PEORIA, Ill. (WMBD) — The impact of COVID-19 has hit Hispanic small businesses throughout the city. This has caused business owners to see customers in the single digits for entire days.
However, a few restaurants saw a rise in hungry customers Tuesday.
Laura Tafoya, co-owner of Los Cabos Cantina & Grill, said three simple words were the cause for so much foot traffic.
“Cinco de Mayo,” Tafoya said. “Peoria loves Cinco de Mayo.”
Tafoya said the city’s love for Cinco de Mayo caused Los Cabos to receive more business on Tuesday than in the past month.
El Taco Loco Mexican Street Food is another one of the city’s restaurants to see an influx in orders. This caused them to implement a 40 minute wait time for food.
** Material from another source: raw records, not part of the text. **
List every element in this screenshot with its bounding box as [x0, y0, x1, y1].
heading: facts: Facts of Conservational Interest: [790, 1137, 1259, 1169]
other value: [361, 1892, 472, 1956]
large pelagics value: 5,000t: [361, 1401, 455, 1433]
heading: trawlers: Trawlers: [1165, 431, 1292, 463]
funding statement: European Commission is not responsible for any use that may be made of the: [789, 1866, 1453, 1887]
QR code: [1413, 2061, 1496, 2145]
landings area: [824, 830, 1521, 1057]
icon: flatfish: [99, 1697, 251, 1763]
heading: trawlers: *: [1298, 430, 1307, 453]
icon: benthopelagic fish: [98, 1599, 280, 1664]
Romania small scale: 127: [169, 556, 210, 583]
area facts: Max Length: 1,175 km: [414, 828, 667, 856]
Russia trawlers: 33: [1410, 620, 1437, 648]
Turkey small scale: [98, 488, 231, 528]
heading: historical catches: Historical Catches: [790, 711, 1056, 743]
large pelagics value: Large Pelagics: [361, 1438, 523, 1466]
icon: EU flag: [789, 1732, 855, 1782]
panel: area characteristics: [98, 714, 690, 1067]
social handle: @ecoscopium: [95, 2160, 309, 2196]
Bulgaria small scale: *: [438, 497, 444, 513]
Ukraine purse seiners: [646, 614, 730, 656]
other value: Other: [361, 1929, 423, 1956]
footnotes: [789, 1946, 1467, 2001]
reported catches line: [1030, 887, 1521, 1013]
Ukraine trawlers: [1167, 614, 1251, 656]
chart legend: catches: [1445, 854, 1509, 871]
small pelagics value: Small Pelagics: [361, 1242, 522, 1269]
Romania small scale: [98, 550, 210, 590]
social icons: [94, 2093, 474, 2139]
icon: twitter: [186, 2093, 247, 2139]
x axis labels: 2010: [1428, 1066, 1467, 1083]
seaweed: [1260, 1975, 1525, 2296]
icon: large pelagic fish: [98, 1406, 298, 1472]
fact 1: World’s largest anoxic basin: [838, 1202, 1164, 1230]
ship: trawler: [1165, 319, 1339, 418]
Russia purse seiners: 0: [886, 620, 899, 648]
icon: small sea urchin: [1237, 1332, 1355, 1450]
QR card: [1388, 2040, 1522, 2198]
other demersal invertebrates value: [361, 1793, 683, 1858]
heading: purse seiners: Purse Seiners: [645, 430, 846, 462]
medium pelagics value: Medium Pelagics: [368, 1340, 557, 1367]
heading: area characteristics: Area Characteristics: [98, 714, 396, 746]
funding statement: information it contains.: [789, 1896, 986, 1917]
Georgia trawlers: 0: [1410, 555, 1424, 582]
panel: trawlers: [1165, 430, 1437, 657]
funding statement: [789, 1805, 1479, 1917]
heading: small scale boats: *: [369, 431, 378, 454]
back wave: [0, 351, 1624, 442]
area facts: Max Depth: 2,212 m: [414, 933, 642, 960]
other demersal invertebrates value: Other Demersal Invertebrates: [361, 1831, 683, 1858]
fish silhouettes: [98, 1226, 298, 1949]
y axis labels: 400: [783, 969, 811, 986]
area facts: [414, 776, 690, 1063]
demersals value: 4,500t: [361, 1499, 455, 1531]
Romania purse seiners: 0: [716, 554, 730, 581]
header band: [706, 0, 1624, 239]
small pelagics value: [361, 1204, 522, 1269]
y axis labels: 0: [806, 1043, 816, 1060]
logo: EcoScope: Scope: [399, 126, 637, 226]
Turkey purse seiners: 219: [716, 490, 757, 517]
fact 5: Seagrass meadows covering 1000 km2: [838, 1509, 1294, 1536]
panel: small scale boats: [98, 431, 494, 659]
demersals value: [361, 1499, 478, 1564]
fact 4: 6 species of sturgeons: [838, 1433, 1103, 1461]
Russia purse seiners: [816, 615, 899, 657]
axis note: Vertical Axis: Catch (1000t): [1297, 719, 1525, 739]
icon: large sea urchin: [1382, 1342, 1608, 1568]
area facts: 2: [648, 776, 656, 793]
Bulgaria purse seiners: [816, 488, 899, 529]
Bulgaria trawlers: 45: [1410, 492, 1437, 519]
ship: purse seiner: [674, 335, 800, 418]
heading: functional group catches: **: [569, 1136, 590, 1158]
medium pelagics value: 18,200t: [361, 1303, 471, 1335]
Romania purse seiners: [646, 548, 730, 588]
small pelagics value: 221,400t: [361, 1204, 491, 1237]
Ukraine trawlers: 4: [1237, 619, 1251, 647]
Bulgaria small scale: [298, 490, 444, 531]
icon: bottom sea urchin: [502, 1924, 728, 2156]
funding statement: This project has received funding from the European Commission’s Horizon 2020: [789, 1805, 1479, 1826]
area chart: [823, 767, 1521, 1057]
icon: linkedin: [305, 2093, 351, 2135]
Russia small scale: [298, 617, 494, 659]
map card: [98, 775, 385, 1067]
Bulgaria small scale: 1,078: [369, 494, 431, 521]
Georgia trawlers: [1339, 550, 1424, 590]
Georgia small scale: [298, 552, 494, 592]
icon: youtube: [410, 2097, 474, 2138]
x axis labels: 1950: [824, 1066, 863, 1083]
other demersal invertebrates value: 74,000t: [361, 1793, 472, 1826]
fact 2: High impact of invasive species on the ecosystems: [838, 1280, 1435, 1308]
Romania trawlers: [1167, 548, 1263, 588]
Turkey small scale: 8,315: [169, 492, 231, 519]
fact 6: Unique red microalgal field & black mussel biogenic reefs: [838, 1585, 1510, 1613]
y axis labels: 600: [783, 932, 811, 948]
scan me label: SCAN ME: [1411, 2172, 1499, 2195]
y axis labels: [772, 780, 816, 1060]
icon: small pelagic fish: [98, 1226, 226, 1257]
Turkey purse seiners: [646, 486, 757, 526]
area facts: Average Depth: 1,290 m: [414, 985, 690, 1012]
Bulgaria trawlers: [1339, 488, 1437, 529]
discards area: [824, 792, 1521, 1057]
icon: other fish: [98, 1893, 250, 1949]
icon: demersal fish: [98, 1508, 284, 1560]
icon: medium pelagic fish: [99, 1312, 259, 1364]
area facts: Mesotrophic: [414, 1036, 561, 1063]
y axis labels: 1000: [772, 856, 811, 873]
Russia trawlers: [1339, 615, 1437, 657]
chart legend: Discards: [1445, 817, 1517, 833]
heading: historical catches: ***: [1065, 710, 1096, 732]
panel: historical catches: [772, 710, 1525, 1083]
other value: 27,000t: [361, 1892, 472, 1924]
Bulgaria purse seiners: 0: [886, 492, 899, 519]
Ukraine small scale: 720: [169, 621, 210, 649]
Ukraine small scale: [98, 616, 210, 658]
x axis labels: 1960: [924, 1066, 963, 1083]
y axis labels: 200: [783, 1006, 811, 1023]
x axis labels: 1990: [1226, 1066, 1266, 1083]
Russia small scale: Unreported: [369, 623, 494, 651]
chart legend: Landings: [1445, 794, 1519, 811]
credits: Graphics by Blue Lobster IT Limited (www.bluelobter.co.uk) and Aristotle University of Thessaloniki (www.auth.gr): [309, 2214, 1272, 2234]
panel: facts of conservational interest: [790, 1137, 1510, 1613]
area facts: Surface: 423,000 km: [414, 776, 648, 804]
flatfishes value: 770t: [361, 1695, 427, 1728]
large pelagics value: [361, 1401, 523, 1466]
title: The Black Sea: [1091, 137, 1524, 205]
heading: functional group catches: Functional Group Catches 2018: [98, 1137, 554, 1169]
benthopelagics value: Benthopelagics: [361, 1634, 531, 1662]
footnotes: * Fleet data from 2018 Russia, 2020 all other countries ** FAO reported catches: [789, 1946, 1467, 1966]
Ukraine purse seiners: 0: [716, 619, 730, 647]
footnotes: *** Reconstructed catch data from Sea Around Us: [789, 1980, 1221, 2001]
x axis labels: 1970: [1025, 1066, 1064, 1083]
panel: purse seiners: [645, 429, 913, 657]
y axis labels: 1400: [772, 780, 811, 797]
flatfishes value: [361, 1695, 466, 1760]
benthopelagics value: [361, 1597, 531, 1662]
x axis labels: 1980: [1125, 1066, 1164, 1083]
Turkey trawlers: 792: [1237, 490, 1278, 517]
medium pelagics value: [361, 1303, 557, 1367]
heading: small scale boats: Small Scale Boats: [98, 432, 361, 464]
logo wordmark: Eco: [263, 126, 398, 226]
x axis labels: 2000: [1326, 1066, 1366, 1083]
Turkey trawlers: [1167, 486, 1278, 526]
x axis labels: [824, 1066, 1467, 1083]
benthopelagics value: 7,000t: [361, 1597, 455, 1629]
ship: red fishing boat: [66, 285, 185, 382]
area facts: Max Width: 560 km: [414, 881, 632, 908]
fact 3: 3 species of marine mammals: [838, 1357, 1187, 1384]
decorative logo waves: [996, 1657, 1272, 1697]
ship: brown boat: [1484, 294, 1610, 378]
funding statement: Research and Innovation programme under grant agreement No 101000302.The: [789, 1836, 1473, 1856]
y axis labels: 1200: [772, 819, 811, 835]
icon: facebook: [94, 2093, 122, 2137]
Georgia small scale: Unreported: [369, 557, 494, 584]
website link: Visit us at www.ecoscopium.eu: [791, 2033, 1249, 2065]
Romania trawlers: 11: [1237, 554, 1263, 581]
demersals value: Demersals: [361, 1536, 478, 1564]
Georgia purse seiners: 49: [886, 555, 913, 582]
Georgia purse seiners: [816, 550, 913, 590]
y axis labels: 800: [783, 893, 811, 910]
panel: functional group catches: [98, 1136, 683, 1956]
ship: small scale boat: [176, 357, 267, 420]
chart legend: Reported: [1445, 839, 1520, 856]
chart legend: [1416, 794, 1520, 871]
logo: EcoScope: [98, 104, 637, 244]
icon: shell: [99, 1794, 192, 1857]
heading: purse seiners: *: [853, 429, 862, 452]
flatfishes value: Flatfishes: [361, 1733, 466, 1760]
Tafoya said the spike in business on this particular day shows how much the Mexican culture is valued.
“I think people love Mexican food in this area,” Tafoya said. “I think they really embrace the culture and they enjoy the music and they enjoy the ambiance.”
March 5 traditionally commemorates the 1862 battle of Puebla, highlighting the Mexican army’s victory over the French. However, somewhere down the line more emphasis has been placed on Hispanic food and drinks, making the day appear more festive.
Taylor Tribley is one of the customers who came out in the rain Tuesday afternoon for Los Cabos’ food specials. She said celebrating Cinco de Mayo with Mexican food is a good way to relax and try to bring normalcy back into her life.
“I think it’s something to keep your spirits up, it’s fun to do,” Tribley said. “Get a couple of margaritas and sit on my porch even though it’s raining and drink up and just have a good day.”
“They just enjoy celebrating the culture and it’s fun it sort of signals the beginning of summer,” Tafoya added.
Tafoya also said Los Cabos had to postpone, what would have been its 6th year celebrating, its annual Cinco de Mayo parking lot party due to Covid-19. She said it’s disappointing, but she’s hopeful they can reschedule it for September where it’s closer to Mexican Independence day.
“I think that the festival’s actually more appropriate to just celebrate Mexican independence,” Tafoya said.